普段と違い軽装のロナウズだが、汗でその金髪が肌に張り付いているのがここからでもわかる。
深く踏み込む重い剣筋が、まるで目の前の敵を切り払うようだった。
「あぁ、ロナウズらしいっつうか。……視えてるんだろうな、目指す相手の姿が。今も」
バーツは独り言のように付け足す。
「死人に勝てるわけ、ねぇのにな」と。
イシュマイルは、バーツのわずかな声の裏にハロルドの気配を感じた。
ロナウズにとって最大の目標であり乗り越えることの出来なかった壁は、兄である故ハロルドだと、イシュマイルは随分前に察していた。
「ロナウズさんには目標があるんだね……」
イシュマイルもそう呟く。
イシュマイル自身も自分が追っている者の正体を掴みきれないまま、ただ鍛錬に励んできた。だからロナウズに対しては憧憬にも似た親近感を抱いている。
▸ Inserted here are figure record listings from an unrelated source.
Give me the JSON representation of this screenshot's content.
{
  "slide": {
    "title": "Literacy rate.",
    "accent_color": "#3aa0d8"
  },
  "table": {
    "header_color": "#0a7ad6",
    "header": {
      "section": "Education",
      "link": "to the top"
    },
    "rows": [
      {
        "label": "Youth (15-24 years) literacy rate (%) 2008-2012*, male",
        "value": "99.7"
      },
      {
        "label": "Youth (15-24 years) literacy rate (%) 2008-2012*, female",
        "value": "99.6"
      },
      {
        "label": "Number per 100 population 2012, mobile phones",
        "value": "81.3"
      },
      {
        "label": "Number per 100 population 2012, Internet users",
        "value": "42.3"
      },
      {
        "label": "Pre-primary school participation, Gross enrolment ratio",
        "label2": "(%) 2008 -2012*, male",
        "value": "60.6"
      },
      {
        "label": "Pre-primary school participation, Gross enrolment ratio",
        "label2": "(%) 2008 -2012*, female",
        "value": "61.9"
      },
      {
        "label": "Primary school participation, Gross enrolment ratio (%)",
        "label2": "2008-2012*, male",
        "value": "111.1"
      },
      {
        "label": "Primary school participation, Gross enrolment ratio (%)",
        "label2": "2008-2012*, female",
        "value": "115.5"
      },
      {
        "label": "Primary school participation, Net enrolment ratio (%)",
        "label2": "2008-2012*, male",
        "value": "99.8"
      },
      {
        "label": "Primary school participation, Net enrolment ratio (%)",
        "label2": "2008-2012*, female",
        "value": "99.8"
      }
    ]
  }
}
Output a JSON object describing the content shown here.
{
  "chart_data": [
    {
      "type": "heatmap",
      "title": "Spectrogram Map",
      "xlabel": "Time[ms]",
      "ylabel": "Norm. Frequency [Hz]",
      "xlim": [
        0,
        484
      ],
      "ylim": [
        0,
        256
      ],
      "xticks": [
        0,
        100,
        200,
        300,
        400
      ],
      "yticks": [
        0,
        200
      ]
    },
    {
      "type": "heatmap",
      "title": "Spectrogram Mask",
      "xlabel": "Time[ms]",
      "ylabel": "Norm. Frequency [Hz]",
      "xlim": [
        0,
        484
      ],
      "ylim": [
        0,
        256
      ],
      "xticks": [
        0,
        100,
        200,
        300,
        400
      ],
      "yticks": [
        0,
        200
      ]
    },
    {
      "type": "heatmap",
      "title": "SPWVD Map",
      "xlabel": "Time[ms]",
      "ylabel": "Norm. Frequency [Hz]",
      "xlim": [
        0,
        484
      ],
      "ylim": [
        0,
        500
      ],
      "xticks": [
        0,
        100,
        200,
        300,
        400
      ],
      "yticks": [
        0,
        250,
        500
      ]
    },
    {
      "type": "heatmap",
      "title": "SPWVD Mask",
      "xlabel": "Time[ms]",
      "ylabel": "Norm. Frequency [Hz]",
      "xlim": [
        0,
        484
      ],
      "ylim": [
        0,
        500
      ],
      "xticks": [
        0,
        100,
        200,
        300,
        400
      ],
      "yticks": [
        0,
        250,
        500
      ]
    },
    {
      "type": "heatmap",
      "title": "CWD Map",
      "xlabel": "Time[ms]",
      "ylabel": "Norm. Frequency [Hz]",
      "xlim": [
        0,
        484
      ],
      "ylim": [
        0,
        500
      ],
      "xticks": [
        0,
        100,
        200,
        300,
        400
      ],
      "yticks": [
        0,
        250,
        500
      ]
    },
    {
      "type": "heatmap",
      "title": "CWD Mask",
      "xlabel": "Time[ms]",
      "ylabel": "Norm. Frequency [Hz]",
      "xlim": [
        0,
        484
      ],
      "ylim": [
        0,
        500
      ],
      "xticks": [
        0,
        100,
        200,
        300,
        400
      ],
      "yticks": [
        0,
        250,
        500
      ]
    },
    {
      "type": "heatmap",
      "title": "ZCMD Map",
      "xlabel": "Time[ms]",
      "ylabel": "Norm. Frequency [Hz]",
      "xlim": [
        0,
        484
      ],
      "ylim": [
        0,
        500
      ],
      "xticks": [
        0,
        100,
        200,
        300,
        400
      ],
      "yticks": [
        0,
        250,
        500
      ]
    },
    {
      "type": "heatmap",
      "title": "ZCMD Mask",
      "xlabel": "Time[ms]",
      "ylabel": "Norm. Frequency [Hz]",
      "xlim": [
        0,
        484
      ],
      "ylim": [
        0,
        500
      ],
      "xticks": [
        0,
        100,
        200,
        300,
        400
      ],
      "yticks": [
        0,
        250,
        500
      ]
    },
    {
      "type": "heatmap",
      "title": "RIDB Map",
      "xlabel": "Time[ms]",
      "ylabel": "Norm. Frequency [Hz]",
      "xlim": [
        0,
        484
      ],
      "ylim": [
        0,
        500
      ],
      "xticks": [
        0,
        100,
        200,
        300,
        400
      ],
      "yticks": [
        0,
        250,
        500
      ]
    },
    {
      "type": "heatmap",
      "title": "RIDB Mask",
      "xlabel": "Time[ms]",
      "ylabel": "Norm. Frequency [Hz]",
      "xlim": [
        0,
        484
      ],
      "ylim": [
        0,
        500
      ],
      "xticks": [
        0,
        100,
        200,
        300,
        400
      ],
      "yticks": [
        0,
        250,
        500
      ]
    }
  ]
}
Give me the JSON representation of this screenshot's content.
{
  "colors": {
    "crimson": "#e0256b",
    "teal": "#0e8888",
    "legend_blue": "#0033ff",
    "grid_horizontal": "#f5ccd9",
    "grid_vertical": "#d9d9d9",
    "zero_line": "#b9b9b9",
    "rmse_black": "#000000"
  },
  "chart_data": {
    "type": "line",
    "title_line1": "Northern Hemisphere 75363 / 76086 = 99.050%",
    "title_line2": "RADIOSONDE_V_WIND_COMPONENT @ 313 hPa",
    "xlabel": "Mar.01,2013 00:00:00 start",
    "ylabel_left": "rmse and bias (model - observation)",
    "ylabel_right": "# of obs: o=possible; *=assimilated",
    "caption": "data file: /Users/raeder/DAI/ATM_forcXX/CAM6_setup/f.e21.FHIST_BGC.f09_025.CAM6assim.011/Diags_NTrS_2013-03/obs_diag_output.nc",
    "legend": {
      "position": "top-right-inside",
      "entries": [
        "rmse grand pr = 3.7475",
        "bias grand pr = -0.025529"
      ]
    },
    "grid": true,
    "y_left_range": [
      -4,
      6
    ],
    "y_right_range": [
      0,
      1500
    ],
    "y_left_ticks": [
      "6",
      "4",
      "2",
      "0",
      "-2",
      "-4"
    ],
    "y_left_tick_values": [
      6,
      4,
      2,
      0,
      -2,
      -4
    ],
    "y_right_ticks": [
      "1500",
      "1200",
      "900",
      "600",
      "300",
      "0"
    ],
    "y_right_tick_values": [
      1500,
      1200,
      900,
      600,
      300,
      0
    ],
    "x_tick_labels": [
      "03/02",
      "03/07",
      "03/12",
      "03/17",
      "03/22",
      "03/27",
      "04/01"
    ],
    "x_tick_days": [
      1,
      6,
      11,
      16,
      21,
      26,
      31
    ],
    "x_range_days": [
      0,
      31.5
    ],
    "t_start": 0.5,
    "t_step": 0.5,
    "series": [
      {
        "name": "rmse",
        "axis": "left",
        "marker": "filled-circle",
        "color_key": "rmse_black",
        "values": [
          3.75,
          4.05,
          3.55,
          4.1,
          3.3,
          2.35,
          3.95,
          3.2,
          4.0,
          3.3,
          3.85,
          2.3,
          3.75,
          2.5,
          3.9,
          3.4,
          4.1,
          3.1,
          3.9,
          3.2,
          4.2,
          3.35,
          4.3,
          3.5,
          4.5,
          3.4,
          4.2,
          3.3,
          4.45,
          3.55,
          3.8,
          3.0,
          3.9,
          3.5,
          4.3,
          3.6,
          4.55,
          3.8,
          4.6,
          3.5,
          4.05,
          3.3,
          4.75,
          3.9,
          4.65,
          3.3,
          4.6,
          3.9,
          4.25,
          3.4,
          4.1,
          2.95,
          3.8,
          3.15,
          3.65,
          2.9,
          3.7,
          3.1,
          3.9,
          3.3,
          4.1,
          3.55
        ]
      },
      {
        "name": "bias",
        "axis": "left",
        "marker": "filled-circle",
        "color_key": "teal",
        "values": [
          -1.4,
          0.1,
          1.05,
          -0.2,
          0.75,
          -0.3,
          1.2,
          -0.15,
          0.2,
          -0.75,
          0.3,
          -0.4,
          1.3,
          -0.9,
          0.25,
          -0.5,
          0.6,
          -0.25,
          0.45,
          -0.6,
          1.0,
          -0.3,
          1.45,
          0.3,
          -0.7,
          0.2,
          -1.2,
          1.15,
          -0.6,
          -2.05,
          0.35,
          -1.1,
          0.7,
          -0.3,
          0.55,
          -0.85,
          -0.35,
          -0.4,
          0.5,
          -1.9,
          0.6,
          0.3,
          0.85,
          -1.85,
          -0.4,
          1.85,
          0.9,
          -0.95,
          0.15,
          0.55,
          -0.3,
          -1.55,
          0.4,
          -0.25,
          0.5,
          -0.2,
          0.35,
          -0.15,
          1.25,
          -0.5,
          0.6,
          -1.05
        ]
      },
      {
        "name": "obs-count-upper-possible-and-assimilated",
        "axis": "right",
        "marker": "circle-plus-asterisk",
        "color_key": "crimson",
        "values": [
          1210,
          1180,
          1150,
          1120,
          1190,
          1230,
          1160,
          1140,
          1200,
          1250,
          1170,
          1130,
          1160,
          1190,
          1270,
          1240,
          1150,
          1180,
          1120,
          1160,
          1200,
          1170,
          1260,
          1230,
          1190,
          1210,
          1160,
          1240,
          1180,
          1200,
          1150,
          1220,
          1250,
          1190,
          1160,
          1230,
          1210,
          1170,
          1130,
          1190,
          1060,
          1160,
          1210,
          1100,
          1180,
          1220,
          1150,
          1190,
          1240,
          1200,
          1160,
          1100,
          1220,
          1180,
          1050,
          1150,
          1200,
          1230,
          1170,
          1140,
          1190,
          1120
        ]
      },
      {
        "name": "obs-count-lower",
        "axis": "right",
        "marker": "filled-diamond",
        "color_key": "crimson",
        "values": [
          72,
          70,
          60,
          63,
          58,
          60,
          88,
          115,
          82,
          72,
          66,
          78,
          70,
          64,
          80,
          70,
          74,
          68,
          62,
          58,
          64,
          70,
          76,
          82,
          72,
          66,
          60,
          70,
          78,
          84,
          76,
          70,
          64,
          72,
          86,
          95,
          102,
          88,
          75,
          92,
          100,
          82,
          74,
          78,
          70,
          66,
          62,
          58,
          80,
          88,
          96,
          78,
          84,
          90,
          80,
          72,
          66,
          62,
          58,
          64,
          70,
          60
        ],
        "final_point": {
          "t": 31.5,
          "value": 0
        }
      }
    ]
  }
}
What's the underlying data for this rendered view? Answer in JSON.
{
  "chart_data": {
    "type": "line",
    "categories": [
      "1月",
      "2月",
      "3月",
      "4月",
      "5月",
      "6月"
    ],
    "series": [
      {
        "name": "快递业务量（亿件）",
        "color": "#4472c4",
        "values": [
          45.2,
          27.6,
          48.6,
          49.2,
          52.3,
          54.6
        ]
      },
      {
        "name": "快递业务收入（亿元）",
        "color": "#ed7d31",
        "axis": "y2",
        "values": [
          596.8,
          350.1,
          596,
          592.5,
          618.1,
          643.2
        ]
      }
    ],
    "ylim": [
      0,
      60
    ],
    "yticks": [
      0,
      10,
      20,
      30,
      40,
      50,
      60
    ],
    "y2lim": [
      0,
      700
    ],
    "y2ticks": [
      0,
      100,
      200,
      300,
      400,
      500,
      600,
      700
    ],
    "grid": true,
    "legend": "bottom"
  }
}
「ガーディアンとガーディアン適合者の差ってなんだと思う?」
バーツが不意に問いかける。
「え? それってエルシオンに一度でも入るか入らないかだって、以前バーツも言ってなかった?」
「あぁ、その通りだけどよ」
バーツは言葉を付け足した。
「俺は確かに一度エルシオンに上がって儀式も受けた。だが正式にガーディアンと認められる為には、ある程度の成果を上げないといけねぇ。それは何でだと思う?」
「うーん……」
「エルシオンに上がる前、つまり修行時代。そしてその前の騎士団の頃から、自分では相当鍛えてたつもりだったんだがな」
「うん」
「エルシオンの儀式を受ける前と後では確実に違うものが存在する……俺の中に、刻印を通じてセットされた何かがある」
「……刻印? セット?」
イシュマイルは言葉を問い返すしかない。